Valparaiso, dia 14 de abril, 13 horas, hora de verão.
por favor, que caminho tomo pra chegar ao centro da cidade? – abaixando o resto do vidro do carro.
é só seguir esta rua. – curvando-se, pra ver quem perguntava.
vai pro centro? – levando a mão à maçaneta interna.
vou! – sorrindo.
quer carona? – abrindo a porta.
O jovem não respondeu. Olhou envergonhado, envergonhado não recusou, entrou, sentou, o outro verificou o trinco, se estava fechado, fazendo pressão do braço sobre as coxas do rapaz.
vai pra aula? – mudando a marcha e colocando a mão sobre os genitais do jovem.
O jovem não respondeu.
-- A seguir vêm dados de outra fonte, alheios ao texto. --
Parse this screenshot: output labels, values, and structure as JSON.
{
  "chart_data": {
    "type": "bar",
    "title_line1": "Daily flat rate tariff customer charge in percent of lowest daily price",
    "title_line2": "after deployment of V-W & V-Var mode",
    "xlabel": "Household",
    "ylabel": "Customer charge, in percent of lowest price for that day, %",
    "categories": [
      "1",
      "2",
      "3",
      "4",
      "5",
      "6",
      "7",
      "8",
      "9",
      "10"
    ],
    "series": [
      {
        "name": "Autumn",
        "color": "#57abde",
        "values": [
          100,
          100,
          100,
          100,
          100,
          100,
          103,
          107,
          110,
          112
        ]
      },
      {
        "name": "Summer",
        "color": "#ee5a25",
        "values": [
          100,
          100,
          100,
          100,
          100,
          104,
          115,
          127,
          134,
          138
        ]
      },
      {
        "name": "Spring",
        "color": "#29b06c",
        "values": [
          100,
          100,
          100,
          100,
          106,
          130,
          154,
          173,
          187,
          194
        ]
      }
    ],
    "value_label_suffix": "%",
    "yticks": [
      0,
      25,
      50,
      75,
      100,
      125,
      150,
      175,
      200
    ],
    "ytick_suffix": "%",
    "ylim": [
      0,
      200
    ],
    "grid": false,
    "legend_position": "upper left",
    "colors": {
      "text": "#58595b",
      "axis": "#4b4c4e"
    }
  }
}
Tentou tirar a mão que o apalpava mas teve vergonha.
quantos anos você tem? posso continuar? – abrindo ou tentando abrir o fecho da calça.
dezenove. – segurando a braguilha.
não quer que eu abra? – acariciando a parte interna das coxas do outro.
é melhor não! – colocando as duas mãos sobre o baixo ventre.
O outro não retirou a mão, entretanto.
vai pra aula?
vou.
não quer dar uma saída comigo? – continuando a acariciar o membro, que começava a inchar.
não! tenho prova agora e estou atrasado.
num outro dia, pode ser? – tentando novamente abrir a braguilha.
é melhor deixar isto fechado.
mora ali onde te peguei? – apertando a mão, pra sentir todo o tamanho.
mais ou menos.
pode dizer seu nome? – forçando aumentar a ereção.
prefiro não dizer.
que horas é sua prova? – esfregando e beliscando de leve.
às seis.
tem muito tempo. podemos, pelo menos, tomar um café. posso te levar perto da rodoviária? – conseguindo, finalmente, abrir a braguilha e abraçar com a mão a carne rija e trêmula.
tenho medo de alguém ver. – cobrindo-se com apostilas. podemos ir pro lado do mercado, não conheço ninguém por ali.
você teria vergonha?
sabe como é, né? podem começar a falar de mim.
nunca fez isto antes?
pra ser sincero, só uma vez.
e os seus amigos?
alguns, a gente sabe que sim, mas ninguém conta nada. todo mundo sabe que é meio perigoso. você mentiu quando disse que não sabia ir pro centro, não?
menti, eu conheço o caminho. foi o jeito de te colocar dentro do carro. você me visitaria numa tarde dessas? – iniciando lentos movimentos masturbatórios.
depende! – segurando a mão do outro e retendo seu movimento.
depende do quê? – passando a fazer carícias.
da nota que você soltar – sorrindo.
da outra vez foi por dinheiro? – reiniciando o arregaçar.
não.
como foi? – aplicando conhecidas técnicas de aumentar o prazer.
um vizinho meu, soube que eu estava sozinho e foi buscar gelo pra uma bebida e tanto fez tanto fez que eu tive que…
que o quê? – sorrindo.
ah, a gente acabou fazendo tudo.
que dia que eu posso te encontrar, então? – apertando o membro pra baixo, pra esfregar os pelos.
eu não sou muito dessas coisas.
aqui está bom? – guardando o pássaro enfurecido.
pode ser! – fechando a calça, ajeitando-se. vamos ter que esperar, não vou sair assim! – sorrindo.
quer o café aqui dentro? – passando a mão com força, do joelho até a barriga.
acho melhor. disfarça mais. – sorrindo.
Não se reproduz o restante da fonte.